2- The basque language is non-indoeuropean, which agree with the previous assertion. I have only been able to find one linguist that classifies basque as indoeuropean language: Gianfranco Forni, and he received a lot of critics from other linguists. Besides, if one accepts that basque is indoeuropean, should be explained how is possible the point 1. It complicates the things more than simplify them.

3- The Y chromosome haplogroup of basque people is mainly R1b-P312 and, not only it is the most frequent haplogroup but that haplogroup is more frequent in basque people (toghether with people from Brittany) than in other part of the world.
This point can be explained by two ways:

3.1: The R1b is not an indoeuropean origin haplogroup. This argument is against all current accepted studies. If that were true then or the conclusions about the movements of haplogroups through Europe or about the indoeuropean invasions would be false.

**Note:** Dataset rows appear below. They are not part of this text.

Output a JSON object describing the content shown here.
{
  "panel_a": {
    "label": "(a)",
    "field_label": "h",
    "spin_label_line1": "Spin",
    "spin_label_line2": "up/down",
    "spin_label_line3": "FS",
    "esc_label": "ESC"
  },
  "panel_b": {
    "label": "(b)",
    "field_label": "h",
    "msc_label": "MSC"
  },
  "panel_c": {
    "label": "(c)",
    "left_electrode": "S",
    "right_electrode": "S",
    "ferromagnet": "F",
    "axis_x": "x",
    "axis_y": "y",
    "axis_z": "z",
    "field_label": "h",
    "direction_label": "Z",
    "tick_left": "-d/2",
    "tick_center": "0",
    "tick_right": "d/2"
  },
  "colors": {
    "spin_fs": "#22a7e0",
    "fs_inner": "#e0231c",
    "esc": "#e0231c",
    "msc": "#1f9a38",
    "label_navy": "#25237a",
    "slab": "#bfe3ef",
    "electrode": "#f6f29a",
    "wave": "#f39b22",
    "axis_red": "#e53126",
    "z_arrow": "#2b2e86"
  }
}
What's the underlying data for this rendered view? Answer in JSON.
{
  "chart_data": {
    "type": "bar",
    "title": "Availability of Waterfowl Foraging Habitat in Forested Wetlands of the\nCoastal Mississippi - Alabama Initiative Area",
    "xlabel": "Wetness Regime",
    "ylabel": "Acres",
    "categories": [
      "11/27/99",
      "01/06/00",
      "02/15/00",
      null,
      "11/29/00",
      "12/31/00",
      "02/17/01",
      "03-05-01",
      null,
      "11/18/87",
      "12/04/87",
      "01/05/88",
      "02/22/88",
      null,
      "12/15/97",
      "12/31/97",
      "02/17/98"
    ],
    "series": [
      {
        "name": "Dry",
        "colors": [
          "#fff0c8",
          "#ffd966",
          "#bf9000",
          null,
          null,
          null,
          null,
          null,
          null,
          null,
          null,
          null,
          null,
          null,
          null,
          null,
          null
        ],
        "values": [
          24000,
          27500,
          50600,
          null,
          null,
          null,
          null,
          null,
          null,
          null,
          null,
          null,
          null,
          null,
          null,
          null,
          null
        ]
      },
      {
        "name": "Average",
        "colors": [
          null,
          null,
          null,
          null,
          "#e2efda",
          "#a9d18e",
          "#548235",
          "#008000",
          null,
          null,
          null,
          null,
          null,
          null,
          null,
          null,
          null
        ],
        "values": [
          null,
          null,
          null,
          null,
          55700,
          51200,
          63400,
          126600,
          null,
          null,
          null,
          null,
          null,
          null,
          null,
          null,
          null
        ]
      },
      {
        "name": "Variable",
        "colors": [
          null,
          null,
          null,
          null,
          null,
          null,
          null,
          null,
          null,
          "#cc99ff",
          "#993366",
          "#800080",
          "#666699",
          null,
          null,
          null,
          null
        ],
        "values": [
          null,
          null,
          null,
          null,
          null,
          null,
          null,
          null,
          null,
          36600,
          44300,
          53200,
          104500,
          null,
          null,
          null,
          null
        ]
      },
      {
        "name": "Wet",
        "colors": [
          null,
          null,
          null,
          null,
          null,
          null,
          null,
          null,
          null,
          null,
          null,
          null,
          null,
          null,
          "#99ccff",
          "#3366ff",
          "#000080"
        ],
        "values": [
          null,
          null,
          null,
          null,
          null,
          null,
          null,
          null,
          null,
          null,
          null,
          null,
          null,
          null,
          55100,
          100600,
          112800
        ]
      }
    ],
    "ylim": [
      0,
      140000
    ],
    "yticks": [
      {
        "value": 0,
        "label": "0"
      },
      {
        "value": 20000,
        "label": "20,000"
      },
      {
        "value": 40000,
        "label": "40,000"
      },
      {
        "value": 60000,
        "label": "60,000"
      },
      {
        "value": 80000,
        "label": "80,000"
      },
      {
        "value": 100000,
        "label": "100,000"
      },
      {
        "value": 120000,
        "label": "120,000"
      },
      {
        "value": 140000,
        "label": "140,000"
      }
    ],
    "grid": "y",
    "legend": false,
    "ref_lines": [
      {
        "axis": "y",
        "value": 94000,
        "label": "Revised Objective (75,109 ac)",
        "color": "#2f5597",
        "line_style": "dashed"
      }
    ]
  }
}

3.2: The Y chromosome haplogroup has changed without a considerable alteration of the autosomic admixture and mitochondrial haplogroups. This is too difficult to accept because 90% of basques are R1b-P312, which is a too big proportion, but could be explained, for example, by a poligamous celtic ruling class.


My opinion: is easier to accept a small exception (3.2) than to make a big change in global hipothesis based in only one argument (3.1).

Anyway, only new data would be able to clarify the question.